The massive cut in oil prices is also due to the fact that a dispute has emerged between Russia and Saudi Arabia who are amongst the top three oil producers. The issue arose as result of increased supply from a price war between Russia and Saudi Arabia. The reduced demand is simple to understand: factories are idle, airlines are flying less and people are staying at home. More complicated is that the supply of oil is in abundance: talks between OPEC members, a cartel of countries that control much of the world’s oil production, fell apart as Russia and Saudi Arabia failed to agree on a pact to reduce production. Instead, the two countries, the world’s second and third largest producers of oil, announced that they would increase production, further driving down the price.
In America, the immediate problems are the survival of energy companies and the job security of the nearly half a million people they employ. Due to low oil prices, US oil companies have been faced with daunting task to reach break- even point. There is now a huge gap between the cost to drill for oil domestically and the price paid for oil on the market. Producers in Texas, who have experienced a boom in recent years, need oil to trade around $50 per barrel to break even, according to a survey. Oil prices in Texas dipped just below $20 per barrel in recent weeks. Oil companies are running out of storage place to store oil they produce, which means that in the future that the price of oil could drop even further if the same situation persists. Oil has shaped U.S. foreign policy since the presidency of Franklin Roosevelt and in recent weeks, the current US administration has used low oil prices to pressure geopolitical foes like Iran and Venezuela.
The sharp decline in oil prices also presents national security and geopolitical concerns. Sustained low oil prices will lead to a huge budget deficit in many developing countries, from Brazil to Oman. That fiscal deficit would almost certainly exacerbate challenges these countries face amidst the coronavirus pandemic. The bigger long-term geopolitical consideration concern may be the implications for the Middle East, where the U.S. still keeps thousands of troops. According to Justin Worland, a political and international affairs expert, Iraq’s fiscal breakeven point for oil, the price that is necessary for an oil exporting state to balance its budget, is $60 per barrel, as analyzed through the statistics of International Monetary Fund.
In the future, the foreign policy is likely to be influenced by health considerations. Countries are likely to cooperate on research regarding health related issues. The way China has come out of the corona pandemic is phenomenal and many political experts state that China’s offer to help the other countries including US and European countries would likely result in expansion of China’s influence in the global politics and it would further push China to become a superpower, much to the dismay of US.
For instance, according to survey mentioned in ‘Foreign Affairs’ magazine, Italy’s urgent appeal for medical equipment and protective gear has been answered affirmatively by China. China publicly committed to sending 1,000 ventilators, two million masks, 100,000 respirators, 20,000 protective suits, and 50,000 test kits.
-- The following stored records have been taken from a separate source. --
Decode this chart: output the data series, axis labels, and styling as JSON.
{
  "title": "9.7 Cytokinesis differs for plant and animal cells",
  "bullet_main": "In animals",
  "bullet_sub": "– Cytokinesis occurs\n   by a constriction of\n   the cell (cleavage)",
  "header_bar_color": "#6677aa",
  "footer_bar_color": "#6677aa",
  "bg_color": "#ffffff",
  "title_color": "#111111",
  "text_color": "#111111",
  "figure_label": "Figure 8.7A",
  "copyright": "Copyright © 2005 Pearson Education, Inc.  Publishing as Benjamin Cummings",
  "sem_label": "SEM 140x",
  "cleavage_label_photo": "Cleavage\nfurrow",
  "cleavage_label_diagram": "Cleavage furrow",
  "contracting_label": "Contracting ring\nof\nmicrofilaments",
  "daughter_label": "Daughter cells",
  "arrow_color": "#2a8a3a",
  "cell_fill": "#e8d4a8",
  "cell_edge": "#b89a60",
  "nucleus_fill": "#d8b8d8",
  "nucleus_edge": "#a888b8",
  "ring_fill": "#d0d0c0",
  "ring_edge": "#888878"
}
China has also dispatched medical teams and 250,000 masks to Iran and sent supplies to Serbia and Pakistan.
The status of the United States as a global leader over the past seven decades has been built not just on wealth and power, but also from the United States’ domestic governance paradigm, its’ progress in research, intellectual property rights, biotechnology, provision of global public goods, and ability and willingness to organize and coordinate a global response to crises. Albeit, the coronavirus pandemic is testing hitherto U.S. leadership.
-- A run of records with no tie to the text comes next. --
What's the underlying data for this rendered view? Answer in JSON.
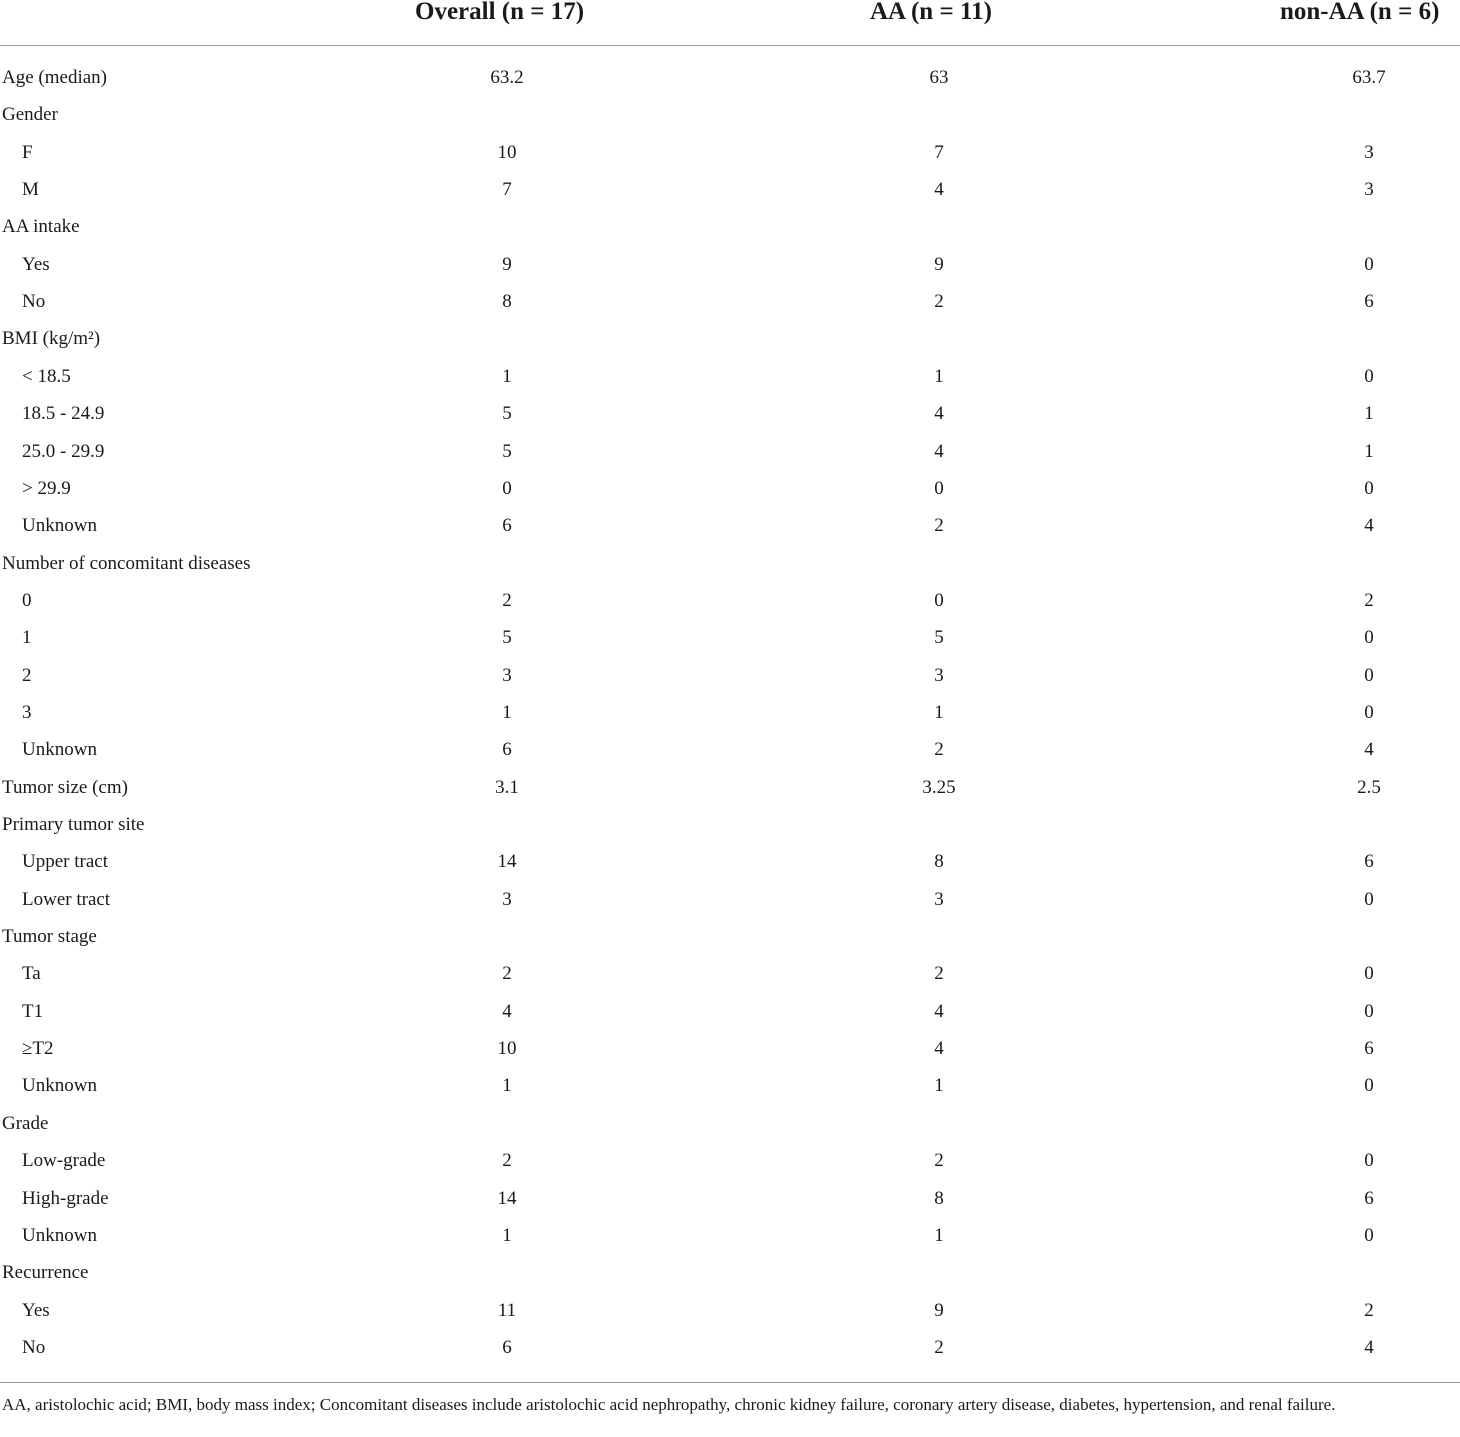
{
  "table": {
    "header": {
      "label": "",
      "overall": "Overall (n = 17)",
      "aa": "AA (n = 11)",
      "non_aa": "non-AA (n = 6)"
    },
    "rows": [
      {
        "label": "Age (median)",
        "indent": false,
        "overall": "63.2",
        "aa": "63",
        "non_aa": "63.7"
      },
      {
        "label": "Gender",
        "indent": false,
        "overall": "",
        "aa": "",
        "non_aa": ""
      },
      {
        "label": "F",
        "indent": true,
        "overall": "10",
        "aa": "7",
        "non_aa": "3"
      },
      {
        "label": "M",
        "indent": true,
        "overall": "7",
        "aa": "4",
        "non_aa": "3"
      },
      {
        "label": "AA intake",
        "indent": false,
        "overall": "",
        "aa": "",
        "non_aa": ""
      },
      {
        "label": "Yes",
        "indent": true,
        "overall": "9",
        "aa": "9",
        "non_aa": "0"
      },
      {
        "label": "No",
        "indent": true,
        "overall": "8",
        "aa": "2",
        "non_aa": "6"
      },
      {
        "label": "BMI (kg/m²)",
        "indent": false,
        "overall": "",
        "aa": "",
        "non_aa": ""
      },
      {
        "label": "< 18.5",
        "indent": true,
        "overall": "1",
        "aa": "1",
        "non_aa": "0"
      },
      {
        "label": "18.5 - 24.9",
        "indent": true,
        "overall": "5",
        "aa": "4",
        "non_aa": "1"
      },
      {
        "label": "25.0 - 29.9",
        "indent": true,
        "overall": "5",
        "aa": "4",
        "non_aa": "1"
      },
      {
        "label": "> 29.9",
        "indent": true,
        "overall": "0",
        "aa": "0",
        "non_aa": "0"
      },
      {
        "label": "Unknown",
        "indent": true,
        "overall": "6",
        "aa": "2",
        "non_aa": "4"
      },
      {
        "label": "Number of concomitant diseases",
        "indent": false,
        "overall": "",
        "aa": "",
        "non_aa": ""
      },
      {
        "label": "0",
        "indent": true,
        "overall": "2",
        "aa": "0",
        "non_aa": "2"
      },
      {
        "label": "1",
        "indent": true,
        "overall": "5",
        "aa": "5",
        "non_aa": "0"
      },
      {
        "label": "2",
        "indent": true,
        "overall": "3",
        "aa": "3",
        "non_aa": "0"
      },
      {
        "label": "3",
        "indent": true,
        "overall": "1",
        "aa": "1",
        "non_aa": "0"
      },
      {
        "label": "Unknown",
        "indent": true,
        "overall": "6",
        "aa": "2",
        "non_aa": "4"
      },
      {
        "label": "Tumor size (cm)",
        "indent": false,
        "overall": "3.1",
        "aa": "3.25",
        "non_aa": "2.5"
      },
      {
        "label": "Primary tumor site",
        "indent": false,
        "overall": "",
        "aa": "",
        "non_aa": ""
      },
      {
        "label": "Upper tract",
        "indent": true,
        "overall": "14",
        "aa": "8",
        "non_aa": "6"
      },
      {
        "label": "Lower tract",
        "indent": true,
        "overall": "3",
        "aa": "3",
        "non_aa": "0"
      },
      {
        "label": "Tumor stage",
        "indent": false,
        "overall": "",
        "aa": "",
        "non_aa": ""
      },
      {
        "label": "Ta",
        "indent": true,
        "overall": "2",
        "aa": "2",
        "non_aa": "0"
      },
      {
        "label": "T1",
        "indent": true,
        "overall": "4",
        "aa": "4",
        "non_aa": "0"
      },
      {
        "label": "≥T2",
        "indent": true,
        "overall": "10",
        "aa": "4",
        "non_aa": "6"
      },
      {
        "label": "Unknown",
        "indent": true,
        "overall": "1",
        "aa": "1",
        "non_aa": "0"
      },
      {
        "label": "Grade",
        "indent": false,
        "overall": "",
        "aa": "",
        "non_aa": ""
      },
      {
        "label": "Low-grade",
        "indent": true,
        "overall": "2",
        "aa": "2",
        "non_aa": "0"
      },
      {
        "label": "High-grade",
        "indent": true,
        "overall": "14",
        "aa": "8",
        "non_aa": "6"
      },
      {
        "label": "Unknown",
        "indent": true,
        "overall": "1",
        "aa": "1",
        "non_aa": "0"
      },
      {
        "label": "Recurrence",
        "indent": false,
        "overall": "",
        "aa": "",
        "non_aa": ""
      },
      {
        "label": "Yes",
        "indent": true,
        "overall": "11",
        "aa": "9",
        "non_aa": "2"
      },
      {
        "label": "No",
        "indent": true,
        "overall": "6",
        "aa": "2",
        "non_aa": "4"
      }
    ],
    "footnote": "AA, aristolochic acid; BMI, body mass index; Concomitant diseases include aristolochic acid nephropathy, chronic kidney failure, coronary artery disease, diabetes, hypertension, and renal failure."
  }
}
As US administration is reeling through Corona-pandemic-crisis, Beijing is moving quickly to take advantage by filling the vacuum and leveraging to position itself as the global leader in pandemic response. It is working to promote and espouse its own system, to provide material assistance to other countries.
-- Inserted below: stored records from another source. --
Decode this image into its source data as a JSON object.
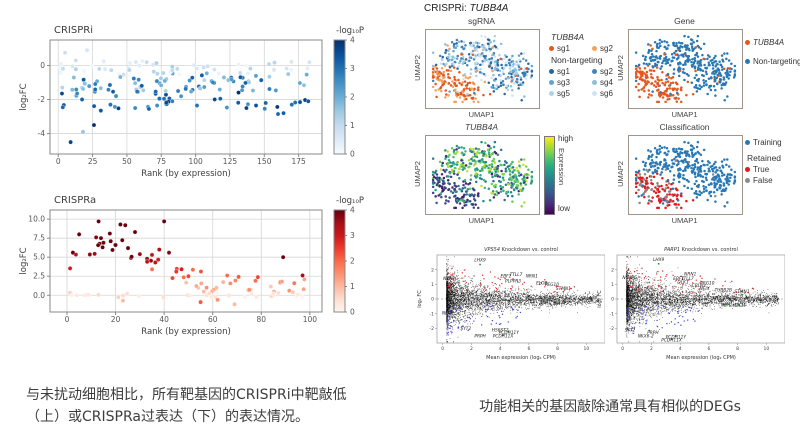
{
  "figure": {
    "left_caption": "与未扰动细胞相比，所有靶基因的CRISPRi中靶敲低（上）或CRISPRa过表达（下）的表达情况。",
    "right_caption": "功能相关的基因敲除通常具有相似的DEGs",
    "right_header_prefix": "CRISPRi: ",
    "right_header_gene": "TUBB4A"
  },
  "colors": {
    "blues": [
      "#f7fbff",
      "#deebf7",
      "#c6dbef",
      "#9ecae1",
      "#6baed6",
      "#4292c6",
      "#2171b5",
      "#08519c",
      "#08306b"
    ],
    "reds": [
      "#fff5f0",
      "#fee0d2",
      "#fcbba1",
      "#fc9272",
      "#fb6a4a",
      "#ef3b2c",
      "#cb181d",
      "#a50f15",
      "#67000d"
    ],
    "viridis": [
      "#440154",
      "#482878",
      "#3e4989",
      "#31688e",
      "#26828e",
      "#1f9e89",
      "#35b779",
      "#6ece58",
      "#b5de2b",
      "#fde725"
    ],
    "orange": "#e4581f",
    "blue": "#2878b5",
    "red": "#e41a1c",
    "gray": "#8a8a8a",
    "green": "#2e8b3a",
    "up_red": "#e03030",
    "down_blue": "#4646dd",
    "background_point": "#111111"
  },
  "chart_data": [
    {
      "id": "crispri_rank",
      "type": "scatter",
      "title": "CRISPRi",
      "xlabel": "Rank (by expression)",
      "ylabel": "log₂FC",
      "xticks": [
        0,
        25,
        50,
        75,
        100,
        125,
        150,
        175
      ],
      "yticks": [
        0,
        -2,
        -4
      ],
      "ytick_labels": [
        "0",
        "-2",
        "-4"
      ],
      "xlim": [
        -6,
        192
      ],
      "ylim": [
        1.5,
        -5.2
      ],
      "grid": true,
      "colorbar": {
        "label": "-log₁₀P",
        "ticks": [
          0,
          1,
          2,
          3,
          4
        ],
        "colormap": "blues"
      },
      "summary": "Each point is one target gene ranked by expression level; y is log2 fold-change of CRISPRi on-target knockdown vs unperturbed cells, colored by -log10 P (0-4, Blues). Most genes fall between 0 and -2.5; strongest knockdowns reach -4.5.",
      "generation": {
        "seed": 11,
        "n": 160,
        "rank_range": [
          1,
          186
        ],
        "bands": [
          {
            "weight": 0.3,
            "fc_range": [
              -0.55,
              0.3
            ],
            "logp_range": [
              0.1,
              1.4
            ]
          },
          {
            "weight": 0.45,
            "fc_range": [
              -1.55,
              -0.45
            ],
            "logp_range": [
              1.2,
              3.4
            ]
          },
          {
            "weight": 0.25,
            "fc_range": [
              -2.6,
              -1.5
            ],
            "logp_range": [
              2.2,
              4.0
            ]
          }
        ]
      },
      "notable_points": [
        [
          2,
          0.1,
          0.3
        ],
        [
          5,
          0.75,
          0.9
        ],
        [
          21,
          0.9,
          0.7
        ],
        [
          9,
          -4.5,
          3.7
        ],
        [
          18,
          -3.9,
          1.6
        ],
        [
          26,
          -3.5,
          4.0
        ],
        [
          31,
          -2.65,
          3.4
        ],
        [
          38,
          -2.3,
          3.0
        ],
        [
          56,
          -2.5,
          2.6
        ],
        [
          66,
          -2.55,
          3.2
        ],
        [
          83,
          -2.1,
          2.8
        ],
        [
          101,
          -2.35,
          3.0
        ],
        [
          118,
          -1.95,
          3.2
        ],
        [
          137,
          -2.5,
          3.7
        ],
        [
          144,
          -2.35,
          3.5
        ],
        [
          151,
          -2.2,
          3.2
        ],
        [
          160,
          -2.85,
          3.1
        ],
        [
          164,
          -2.8,
          3.3
        ],
        [
          170,
          -2.3,
          3.0
        ],
        [
          176,
          -2.15,
          3.5
        ],
        [
          182,
          -2.1,
          3.4
        ]
      ]
    },
    {
      "id": "crispra_rank",
      "type": "scatter",
      "title": "CRISPRa",
      "xlabel": "Rank (by expression)",
      "ylabel": "log₂FC",
      "xticks": [
        0,
        20,
        40,
        60,
        80,
        100
      ],
      "yticks": [
        0,
        2.5,
        5,
        7.5,
        10
      ],
      "ytick_labels": [
        "0.0",
        "2.5",
        "5.0",
        "7.5",
        "10.0"
      ],
      "xlim": [
        -7,
        105
      ],
      "ylim": [
        11.2,
        -2.2
      ],
      "grid": true,
      "colorbar": {
        "label": "-log₁₀P",
        "ticks": [
          0,
          1,
          2,
          3,
          4
        ],
        "colormap": "reds"
      },
      "summary": "CRISPRa overexpression log2FC vs expression rank, colored by -log10 P (0-4, Reds). Lowly expressed genes are activated up to log2FC ~9.7; effect declines toward 0-2 for highly expressed genes; a few genes are mildly repressed (to ~-1.2).",
      "generation": {
        "seed": 22,
        "n": 80,
        "rank_range": [
          1,
          98
        ],
        "trend": [
          [
            1,
            4.8
          ],
          [
            8,
            6.6
          ],
          [
            16,
            7.4
          ],
          [
            24,
            6.2
          ],
          [
            32,
            4.8
          ],
          [
            40,
            4.2
          ],
          [
            48,
            2.6
          ],
          [
            58,
            1.6
          ],
          [
            70,
            1.3
          ],
          [
            85,
            1.0
          ],
          [
            98,
            1.2
          ]
        ],
        "spread": 1.5,
        "fc_clip": [
          -1.2,
          9.8
        ],
        "near_zero_fraction": 0.22
      },
      "notable_points": [
        [
          2,
          0,
          0.2
        ],
        [
          4,
          0,
          0.3
        ],
        [
          7,
          0,
          0.25
        ],
        [
          9,
          0.05,
          0.3
        ],
        [
          5,
          8.0,
          4
        ],
        [
          12,
          7.6,
          3.8
        ],
        [
          13,
          9.7,
          4
        ],
        [
          14,
          7.5,
          4
        ],
        [
          18,
          7.1,
          4
        ],
        [
          20,
          6.6,
          4
        ],
        [
          22,
          9.3,
          4
        ],
        [
          24,
          9.2,
          4
        ],
        [
          28,
          8.3,
          4
        ],
        [
          30,
          5.4,
          3.6
        ],
        [
          33,
          4.4,
          3.2
        ],
        [
          35,
          5.3,
          3.2
        ],
        [
          38,
          6.0,
          3.4
        ],
        [
          40,
          9.7,
          4
        ],
        [
          42,
          5.6,
          3.8
        ],
        [
          45,
          3.1,
          2.6
        ],
        [
          50,
          2.5,
          2.4
        ],
        [
          89,
          5.0,
          4
        ],
        [
          97,
          2.6,
          3.5
        ],
        [
          23,
          -0.7,
          1.0
        ],
        [
          55,
          -0.9,
          2.2
        ],
        [
          62,
          -0.6,
          1.5
        ],
        [
          69,
          -1.2,
          1.0
        ],
        [
          85,
          0.2,
          0.4
        ],
        [
          87,
          0.3,
          0.5
        ],
        [
          93,
          0.4,
          0.8
        ],
        [
          95,
          0.1,
          0.3
        ]
      ]
    },
    {
      "id": "umap_panels",
      "type": "scatter",
      "header": "CRISPRi: TUBB4A",
      "shared_axes": {
        "xlabel": "UMAP1",
        "ylabel": "UMAP2"
      },
      "summary": "Four UMAP panels of the same single-cell embedding: TUBB4A-perturbed cells (orange, lower-left cluster) separate from non-targeting control cells (blue). Panels color the cells by sgRNA identity, by gene, by TUBB4A expression (viridis, low in perturbed cells), and by classifier status.",
      "panels": [
        {
          "id": "sgrna",
          "title": "sgRNA",
          "legend": {
            "groups": [
              {
                "title": "TUBB4A",
                "italic": true,
                "columns": 2,
                "items": [
                  {
                    "label": "sg1",
                    "color": "#e4581f"
                  },
                  {
                    "label": "sg2",
                    "color": "#f5a15a"
                  }
                ]
              },
              {
                "title": "Non-targeting",
                "columns": 2,
                "items": [
                  {
                    "label": "sg1",
                    "color": "#2a679e"
                  },
                  {
                    "label": "sg2",
                    "color": "#3d85bd"
                  },
                  {
                    "label": "sg3",
                    "color": "#62a3cd"
                  },
                  {
                    "label": "sg4",
                    "color": "#8abfdd"
                  },
                  {
                    "label": "sg5",
                    "color": "#aed3e9"
                  },
                  {
                    "label": "sg6",
                    "color": "#cfe3f2"
                  }
                ]
              }
            ]
          }
        },
        {
          "id": "gene",
          "title": "Gene",
          "legend": {
            "groups": [
              {
                "columns": 1,
                "items": [
                  {
                    "label": "TUBB4A",
                    "italic": true,
                    "color": "#e4581f"
                  },
                  {
                    "label": "Non-targeting",
                    "color": "#2878b5"
                  }
                ]
              }
            ]
          }
        },
        {
          "id": "expression",
          "title": "TUBB4A",
          "italic_title": true,
          "colorbar": {
            "label": "Expression",
            "top": "high",
            "bottom": "low",
            "colormap": "viridis"
          }
        },
        {
          "id": "classification",
          "title": "Classification",
          "legend": {
            "groups": [
              {
                "columns": 1,
                "items": [
                  {
                    "label": "Training",
                    "color": "#2878b5"
                  }
                ]
              },
              {
                "title": "Retained",
                "columns": 1,
                "items": [
                  {
                    "label": "True",
                    "color": "#e41a1c"
                  },
                  {
                    "label": "False",
                    "color": "#8a8a8a"
                  }
                ]
              }
            ]
          }
        }
      ],
      "embedding": {
        "seed": 33,
        "crossover_fraction": 0.05,
        "perturbed_cluster": {
          "n": 155,
          "blobs": [
            [
              0.16,
              0.3,
              0.09
            ],
            [
              0.25,
              0.18,
              0.08
            ],
            [
              0.35,
              0.13,
              0.07
            ],
            [
              0.1,
              0.46,
              0.06
            ],
            [
              0.3,
              0.32,
              0.08
            ]
          ]
        },
        "control_cluster": {
          "n": 345,
          "blobs": [
            [
              0.3,
              0.8,
              0.09
            ],
            [
              0.46,
              0.7,
              0.1
            ],
            [
              0.6,
              0.62,
              0.09
            ],
            [
              0.72,
              0.5,
              0.09
            ],
            [
              0.85,
              0.58,
              0.08
            ],
            [
              0.8,
              0.32,
              0.08
            ],
            [
              0.64,
              0.28,
              0.07
            ],
            [
              0.44,
              0.52,
              0.08
            ],
            [
              0.22,
              0.64,
              0.07
            ],
            [
              0.88,
              0.42,
              0.06
            ],
            [
              0.52,
              0.86,
              0.07
            ]
          ]
        }
      },
      "classification_fractions": {
        "perturbed_true": 0.52,
        "perturbed_false": 0.36,
        "control_false": 0.04
      }
    },
    {
      "id": "ma_plots",
      "type": "scatter",
      "xlabel": "Mean expression (log₂ CPM)",
      "ylabel": "log₂ FC",
      "xticks": [
        0,
        2,
        4,
        6,
        8,
        10
      ],
      "yticks": [
        2,
        1,
        0,
        -1,
        -2
      ],
      "xlim": [
        -0.4,
        11.3
      ],
      "ylim": [
        3,
        -3
      ],
      "zero_line": "dashed",
      "summary": "MA plots of differential expression for two knockdowns vs control. Black cloud = all genes, red = up-regulated DEGs, blue = down-regulated DEGs, green = highlighted neuronal genes. Both knockdowns share similar DEGs.",
      "generation": {
        "n_background": 4000,
        "n_up": 70,
        "n_down": 60
      },
      "plots": [
        {
          "gene": "VPS54",
          "title_rest": " Knockdown vs. control",
          "seed": 44,
          "labels": [
            {
              "t": "LHX9",
              "x": 2.6,
              "y": 2.55
            },
            {
              "t": "NCAPG",
              "x": 0.55,
              "y": 1.3
            },
            {
              "t": "EBF1",
              "x": 4.4,
              "y": 1.45
            },
            {
              "t": "TTLL7",
              "x": 5.1,
              "y": 1.58
            },
            {
              "t": "NRN1",
              "x": 6.2,
              "y": 1.45
            },
            {
              "t": "PLPPR3",
              "x": 4.9,
              "y": 1.12
            },
            {
              "t": "ELOB",
              "x": 6.9,
              "y": 1.0
            },
            {
              "t": "PEG10",
              "x": 7.6,
              "y": 0.9
            },
            {
              "t": "STMN1",
              "x": 8.4,
              "y": 0.62
            },
            {
              "t": "NEFL",
              "x": 7.2,
              "y": -0.35
            },
            {
              "t": "NEFM",
              "x": 8.1,
              "y": -0.42
            },
            {
              "t": "NEFH",
              "x": 0.35,
              "y": -1.05
            },
            {
              "t": "SYT2",
              "x": 1.6,
              "y": -2.1
            },
            {
              "t": "HS6ST2",
              "x": 4.0,
              "y": -2.2
            },
            {
              "t": "PCDH11Y",
              "x": 4.6,
              "y": -2.38
            },
            {
              "t": "PRPH",
              "x": 2.6,
              "y": -2.62
            },
            {
              "t": "PCDH11X",
              "x": 4.2,
              "y": -2.62
            }
          ],
          "highlighted_points": [
            [
              2.6,
              2.35
            ],
            [
              8.4,
              0.5
            ],
            [
              7.2,
              -0.22
            ],
            [
              8.1,
              -0.28
            ],
            [
              4.6,
              -2.2
            ],
            [
              4.2,
              -2.45
            ]
          ]
        },
        {
          "gene": "PARP1",
          "title_rest": " Knockdown vs. control",
          "seed": 55,
          "labels": [
            {
              "t": "LHX9",
              "x": 2.5,
              "y": 2.6
            },
            {
              "t": "NCAPG",
              "x": 0.5,
              "y": 1.35
            },
            {
              "t": "NRN1",
              "x": 4.7,
              "y": 1.6
            },
            {
              "t": "EBF1",
              "x": 3.9,
              "y": 1.3
            },
            {
              "t": "TTLL7",
              "x": 4.5,
              "y": 1.3
            },
            {
              "t": "DLK1",
              "x": 4.2,
              "y": 1.05
            },
            {
              "t": "PEG10",
              "x": 5.9,
              "y": 1.0
            },
            {
              "t": "CBLN2",
              "x": 5.3,
              "y": 0.82
            },
            {
              "t": "NFIX",
              "x": 5.7,
              "y": 0.62
            },
            {
              "t": "TUBB2B",
              "x": 7.0,
              "y": 0.52
            },
            {
              "t": "STMN1",
              "x": 8.3,
              "y": 0.42
            },
            {
              "t": "NEFL",
              "x": 7.2,
              "y": -0.5
            },
            {
              "t": "NEFM",
              "x": 8.1,
              "y": -0.55
            },
            {
              "t": "SYT2",
              "x": 0.5,
              "y": -2.2
            },
            {
              "t": "PRPH",
              "x": 2.1,
              "y": -2.38
            },
            {
              "t": "NKX6-2",
              "x": 1.6,
              "y": -2.62
            },
            {
              "t": "PCDH11Y",
              "x": 3.7,
              "y": -2.68
            },
            {
              "t": "PCDH11X",
              "x": 3.4,
              "y": -2.9
            }
          ],
          "highlighted_points": [
            [
              2.5,
              2.4
            ],
            [
              8.3,
              0.3
            ],
            [
              7.2,
              -0.38
            ],
            [
              8.1,
              -0.42
            ],
            [
              3.7,
              -2.5
            ],
            [
              3.4,
              -2.75
            ]
          ]
        }
      ]
    }
  ]
}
China also understands that if it is seen as leading, and Washington is seen as unable or unwilling to do so, this perception could fundamentally alter the United States’ position in global politics and the contest for leadership in the twenty-first century.
The lesson that we can draw from the current pandemic crises is that never before in the history, apart from economic consideration, fear factor has, hitherto, been so effective tool to influence foreign policy and shaping the global order. In future, rising nationalism, call for re-shoring and protectionist measures by the developed economies cannot be ruled out.
The writer is a human rights activist, lawyer and teacher.